Question – Comment vous est venue l’idée de vos Structures/Éponges-Cloutées?

Réponse – Un chiffre et une histoire ont été le phénomène déclencheur. Le chiffre «600 millions» d’années ! Ce chiffre représente l’âge approximatif du système nerveux, concomitant à la datation des premières éponges. Car à cette même époque, les premiers neurones sont apparus chez des espèces marines, comme les méduses par exemple.

Q –  Et c’est ce qui vous a conduit à la question «que vont nos 600 millions d’années devenir ?»

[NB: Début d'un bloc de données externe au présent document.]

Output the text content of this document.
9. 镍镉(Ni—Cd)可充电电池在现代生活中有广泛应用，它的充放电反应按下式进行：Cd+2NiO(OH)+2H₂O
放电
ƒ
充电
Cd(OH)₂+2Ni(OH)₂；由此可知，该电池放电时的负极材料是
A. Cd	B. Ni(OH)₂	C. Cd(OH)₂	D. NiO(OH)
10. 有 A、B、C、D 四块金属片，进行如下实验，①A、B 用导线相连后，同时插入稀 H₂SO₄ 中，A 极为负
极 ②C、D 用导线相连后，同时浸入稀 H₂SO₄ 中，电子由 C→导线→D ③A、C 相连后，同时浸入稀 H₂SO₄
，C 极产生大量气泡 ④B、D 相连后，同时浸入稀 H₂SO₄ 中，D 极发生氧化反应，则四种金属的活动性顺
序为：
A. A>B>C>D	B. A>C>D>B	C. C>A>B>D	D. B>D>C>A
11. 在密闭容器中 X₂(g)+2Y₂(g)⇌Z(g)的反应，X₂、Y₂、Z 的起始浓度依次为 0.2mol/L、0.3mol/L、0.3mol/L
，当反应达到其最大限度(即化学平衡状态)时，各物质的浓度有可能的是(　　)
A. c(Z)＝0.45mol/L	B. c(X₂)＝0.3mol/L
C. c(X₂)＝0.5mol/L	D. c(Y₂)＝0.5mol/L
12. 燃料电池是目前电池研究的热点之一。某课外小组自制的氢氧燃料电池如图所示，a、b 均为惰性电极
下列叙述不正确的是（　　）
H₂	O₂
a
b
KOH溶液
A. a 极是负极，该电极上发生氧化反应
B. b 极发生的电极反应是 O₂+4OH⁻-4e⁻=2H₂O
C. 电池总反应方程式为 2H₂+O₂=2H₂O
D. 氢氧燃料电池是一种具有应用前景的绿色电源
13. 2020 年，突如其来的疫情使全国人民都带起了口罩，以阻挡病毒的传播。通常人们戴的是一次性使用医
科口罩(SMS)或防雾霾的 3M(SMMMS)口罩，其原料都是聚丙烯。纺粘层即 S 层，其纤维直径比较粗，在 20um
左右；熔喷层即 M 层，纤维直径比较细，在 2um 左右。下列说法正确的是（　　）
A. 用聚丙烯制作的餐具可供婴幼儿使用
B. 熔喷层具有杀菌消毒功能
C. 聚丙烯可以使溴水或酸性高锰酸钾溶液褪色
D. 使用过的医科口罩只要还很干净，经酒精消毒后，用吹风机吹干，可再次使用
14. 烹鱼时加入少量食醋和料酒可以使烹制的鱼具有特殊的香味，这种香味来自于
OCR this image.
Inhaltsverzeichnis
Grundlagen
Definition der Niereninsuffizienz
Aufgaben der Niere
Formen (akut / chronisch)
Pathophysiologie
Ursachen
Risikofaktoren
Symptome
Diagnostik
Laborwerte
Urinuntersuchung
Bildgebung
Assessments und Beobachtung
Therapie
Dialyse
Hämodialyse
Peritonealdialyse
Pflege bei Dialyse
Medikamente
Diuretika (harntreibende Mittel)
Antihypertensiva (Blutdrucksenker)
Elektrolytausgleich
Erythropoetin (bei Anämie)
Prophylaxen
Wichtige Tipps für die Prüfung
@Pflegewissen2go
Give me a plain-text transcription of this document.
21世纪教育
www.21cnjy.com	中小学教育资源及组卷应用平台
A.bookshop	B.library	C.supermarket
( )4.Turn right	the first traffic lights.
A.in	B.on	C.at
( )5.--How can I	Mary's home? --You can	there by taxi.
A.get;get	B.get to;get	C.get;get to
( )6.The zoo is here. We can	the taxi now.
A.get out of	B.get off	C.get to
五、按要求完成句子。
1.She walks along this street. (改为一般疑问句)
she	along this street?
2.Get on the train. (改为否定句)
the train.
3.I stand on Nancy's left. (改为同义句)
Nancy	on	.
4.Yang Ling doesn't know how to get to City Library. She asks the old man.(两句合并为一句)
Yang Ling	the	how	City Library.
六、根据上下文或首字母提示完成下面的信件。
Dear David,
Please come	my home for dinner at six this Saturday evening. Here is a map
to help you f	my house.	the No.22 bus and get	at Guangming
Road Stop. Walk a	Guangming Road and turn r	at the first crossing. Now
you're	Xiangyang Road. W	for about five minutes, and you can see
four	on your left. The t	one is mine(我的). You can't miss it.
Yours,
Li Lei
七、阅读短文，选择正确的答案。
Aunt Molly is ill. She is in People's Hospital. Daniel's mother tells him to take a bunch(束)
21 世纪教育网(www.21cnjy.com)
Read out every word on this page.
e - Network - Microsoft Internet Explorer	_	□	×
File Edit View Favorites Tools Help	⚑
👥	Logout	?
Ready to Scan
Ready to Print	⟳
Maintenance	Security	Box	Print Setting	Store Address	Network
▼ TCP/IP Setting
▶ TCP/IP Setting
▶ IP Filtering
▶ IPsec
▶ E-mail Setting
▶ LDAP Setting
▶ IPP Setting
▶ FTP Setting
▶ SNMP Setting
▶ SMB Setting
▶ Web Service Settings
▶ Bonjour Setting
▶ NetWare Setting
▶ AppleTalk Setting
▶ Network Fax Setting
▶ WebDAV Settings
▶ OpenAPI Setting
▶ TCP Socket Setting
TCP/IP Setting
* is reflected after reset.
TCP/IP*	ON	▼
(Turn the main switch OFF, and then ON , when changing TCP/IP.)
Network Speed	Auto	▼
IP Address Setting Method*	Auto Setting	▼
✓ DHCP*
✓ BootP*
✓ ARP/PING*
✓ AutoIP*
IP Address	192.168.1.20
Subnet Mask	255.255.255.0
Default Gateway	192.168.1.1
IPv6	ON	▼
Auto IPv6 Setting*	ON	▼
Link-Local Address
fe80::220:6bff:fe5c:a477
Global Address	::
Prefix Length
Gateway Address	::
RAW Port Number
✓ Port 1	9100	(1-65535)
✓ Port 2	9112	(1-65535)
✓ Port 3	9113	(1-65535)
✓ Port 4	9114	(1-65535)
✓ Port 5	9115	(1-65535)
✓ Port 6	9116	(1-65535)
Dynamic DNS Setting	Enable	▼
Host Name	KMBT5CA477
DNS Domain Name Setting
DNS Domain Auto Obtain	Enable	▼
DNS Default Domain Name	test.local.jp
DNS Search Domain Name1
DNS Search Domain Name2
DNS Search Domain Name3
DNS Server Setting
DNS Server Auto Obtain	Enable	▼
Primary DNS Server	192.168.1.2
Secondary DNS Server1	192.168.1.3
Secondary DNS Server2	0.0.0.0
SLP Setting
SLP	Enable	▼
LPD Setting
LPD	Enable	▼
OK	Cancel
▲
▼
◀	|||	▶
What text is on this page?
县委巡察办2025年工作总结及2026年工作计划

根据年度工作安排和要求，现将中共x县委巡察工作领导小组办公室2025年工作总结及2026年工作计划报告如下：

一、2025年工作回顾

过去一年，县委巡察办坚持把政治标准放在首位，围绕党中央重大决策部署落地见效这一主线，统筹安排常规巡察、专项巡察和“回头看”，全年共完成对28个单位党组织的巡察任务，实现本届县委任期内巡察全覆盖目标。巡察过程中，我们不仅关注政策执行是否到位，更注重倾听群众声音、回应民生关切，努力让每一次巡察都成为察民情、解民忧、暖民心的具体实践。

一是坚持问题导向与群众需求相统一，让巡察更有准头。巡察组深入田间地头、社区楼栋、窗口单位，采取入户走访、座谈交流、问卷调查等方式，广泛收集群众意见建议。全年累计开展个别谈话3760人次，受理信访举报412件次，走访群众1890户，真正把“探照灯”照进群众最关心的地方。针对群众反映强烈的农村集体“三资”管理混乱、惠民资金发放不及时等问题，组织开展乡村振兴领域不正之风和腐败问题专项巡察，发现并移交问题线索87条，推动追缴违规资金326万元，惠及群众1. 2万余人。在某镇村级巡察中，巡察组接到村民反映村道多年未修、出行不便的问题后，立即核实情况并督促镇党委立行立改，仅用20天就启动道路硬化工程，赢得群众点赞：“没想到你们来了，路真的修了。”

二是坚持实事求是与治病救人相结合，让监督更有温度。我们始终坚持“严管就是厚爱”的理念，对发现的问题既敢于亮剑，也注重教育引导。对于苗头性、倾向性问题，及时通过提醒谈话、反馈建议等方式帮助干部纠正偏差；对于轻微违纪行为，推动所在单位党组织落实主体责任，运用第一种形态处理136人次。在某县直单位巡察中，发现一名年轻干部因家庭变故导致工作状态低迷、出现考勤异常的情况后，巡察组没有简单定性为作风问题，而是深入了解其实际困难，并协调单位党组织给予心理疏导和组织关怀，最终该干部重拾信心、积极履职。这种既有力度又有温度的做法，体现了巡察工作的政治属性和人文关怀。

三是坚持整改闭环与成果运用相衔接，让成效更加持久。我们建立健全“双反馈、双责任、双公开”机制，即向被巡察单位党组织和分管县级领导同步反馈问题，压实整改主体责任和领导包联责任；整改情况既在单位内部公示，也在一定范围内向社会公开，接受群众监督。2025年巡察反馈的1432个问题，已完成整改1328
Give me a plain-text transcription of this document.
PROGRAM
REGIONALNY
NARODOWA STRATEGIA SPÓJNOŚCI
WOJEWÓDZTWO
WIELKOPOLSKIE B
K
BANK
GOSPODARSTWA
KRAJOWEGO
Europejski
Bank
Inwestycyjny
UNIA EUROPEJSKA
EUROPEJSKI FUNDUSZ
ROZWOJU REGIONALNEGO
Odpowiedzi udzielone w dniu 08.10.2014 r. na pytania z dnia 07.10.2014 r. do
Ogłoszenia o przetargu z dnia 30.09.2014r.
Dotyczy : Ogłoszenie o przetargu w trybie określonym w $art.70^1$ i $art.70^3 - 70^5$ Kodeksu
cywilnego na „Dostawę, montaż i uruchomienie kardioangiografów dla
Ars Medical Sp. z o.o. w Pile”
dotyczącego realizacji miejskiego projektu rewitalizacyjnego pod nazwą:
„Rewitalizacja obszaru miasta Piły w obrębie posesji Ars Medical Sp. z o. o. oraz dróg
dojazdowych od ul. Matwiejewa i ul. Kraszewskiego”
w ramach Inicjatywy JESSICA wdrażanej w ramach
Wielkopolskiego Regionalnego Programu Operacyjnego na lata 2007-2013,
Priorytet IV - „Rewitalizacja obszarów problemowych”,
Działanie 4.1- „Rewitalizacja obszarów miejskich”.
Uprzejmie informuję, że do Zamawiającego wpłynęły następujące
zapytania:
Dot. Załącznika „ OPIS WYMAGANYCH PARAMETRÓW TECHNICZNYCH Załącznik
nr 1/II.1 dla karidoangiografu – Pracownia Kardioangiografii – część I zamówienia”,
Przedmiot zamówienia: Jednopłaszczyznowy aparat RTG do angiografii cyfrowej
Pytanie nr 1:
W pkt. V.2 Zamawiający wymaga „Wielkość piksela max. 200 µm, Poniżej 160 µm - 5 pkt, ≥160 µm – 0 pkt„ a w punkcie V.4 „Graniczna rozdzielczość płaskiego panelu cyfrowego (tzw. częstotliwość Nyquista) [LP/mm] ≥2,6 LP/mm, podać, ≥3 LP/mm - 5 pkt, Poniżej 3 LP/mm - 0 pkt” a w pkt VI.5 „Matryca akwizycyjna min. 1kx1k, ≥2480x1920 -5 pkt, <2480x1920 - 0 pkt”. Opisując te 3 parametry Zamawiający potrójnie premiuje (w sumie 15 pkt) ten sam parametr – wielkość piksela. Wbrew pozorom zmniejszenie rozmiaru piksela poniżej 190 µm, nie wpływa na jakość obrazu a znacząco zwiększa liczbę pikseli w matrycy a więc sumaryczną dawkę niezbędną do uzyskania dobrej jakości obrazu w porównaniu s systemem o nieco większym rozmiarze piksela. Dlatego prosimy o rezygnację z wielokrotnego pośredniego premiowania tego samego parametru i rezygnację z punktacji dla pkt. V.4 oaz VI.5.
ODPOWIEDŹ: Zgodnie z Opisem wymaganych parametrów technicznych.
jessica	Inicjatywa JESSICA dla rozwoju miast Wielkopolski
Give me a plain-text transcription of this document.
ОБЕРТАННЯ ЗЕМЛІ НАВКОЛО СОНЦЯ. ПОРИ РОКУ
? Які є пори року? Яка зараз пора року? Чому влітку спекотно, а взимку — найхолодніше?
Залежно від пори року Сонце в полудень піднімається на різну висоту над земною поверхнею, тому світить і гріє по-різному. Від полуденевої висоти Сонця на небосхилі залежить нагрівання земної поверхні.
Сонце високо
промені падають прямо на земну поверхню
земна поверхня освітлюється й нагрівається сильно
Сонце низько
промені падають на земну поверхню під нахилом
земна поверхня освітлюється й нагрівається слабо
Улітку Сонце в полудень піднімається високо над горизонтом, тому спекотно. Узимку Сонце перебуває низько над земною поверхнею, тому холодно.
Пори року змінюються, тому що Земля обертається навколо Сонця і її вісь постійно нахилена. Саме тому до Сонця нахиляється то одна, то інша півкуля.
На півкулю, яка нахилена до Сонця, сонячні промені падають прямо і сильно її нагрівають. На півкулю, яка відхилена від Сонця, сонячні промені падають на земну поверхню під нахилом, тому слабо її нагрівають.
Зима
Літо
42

R – Regardez une éponge. Dans chaque éponge il y a des millions d’interstices qui forment comme des étoiles. Dans ces étoiles, il y a des millions de vies protégées, car les éponges protègent des vies dans leur vie. J’ai trouvé dans ces étoiles de la lumière. Je les ai couvertes de couleurs pures (parfois de la non-couleur argent ou or) pour transcender cette lumière. Puis je les ai cloutées pour, entre autre, symboliser le «kaikaku» actuel, qui signifie en Japonais le «changement ou choc brutal». Elles se sont alors réincarnées. Elles ont basculé dans dans un nouveau monde qui leur rappelle leur milieu naturel, celui du silence, de la spiritualité, de l’infini des océans et des couleurs pures… loin des fanfaronnades et des déguisements de la modernité.

Q- Un basculement que nous pouvons faire nous aussi, comme vos éponges qui après leur multiples métamorphoses sont, dites-vous, “passées du statut d’éponges au statut de structures de la conscience ontique”.  ?

R – C’est une belle définition. Car si vous voyez juste une éponge flanquée de clous et fixée sur un pied, vous passez à côté de l’essentiel. Il faut partir d’une imagination dynamique pour avoir une intuition qui peut défaire le nœud gordien de la réalité cachée. Je veux dire qui peut faire voir les choses pour ce qu’elles sont et non pour ce qu’elles paraissent être.

Q – Et c’est là que soudainement tout peut basculer ?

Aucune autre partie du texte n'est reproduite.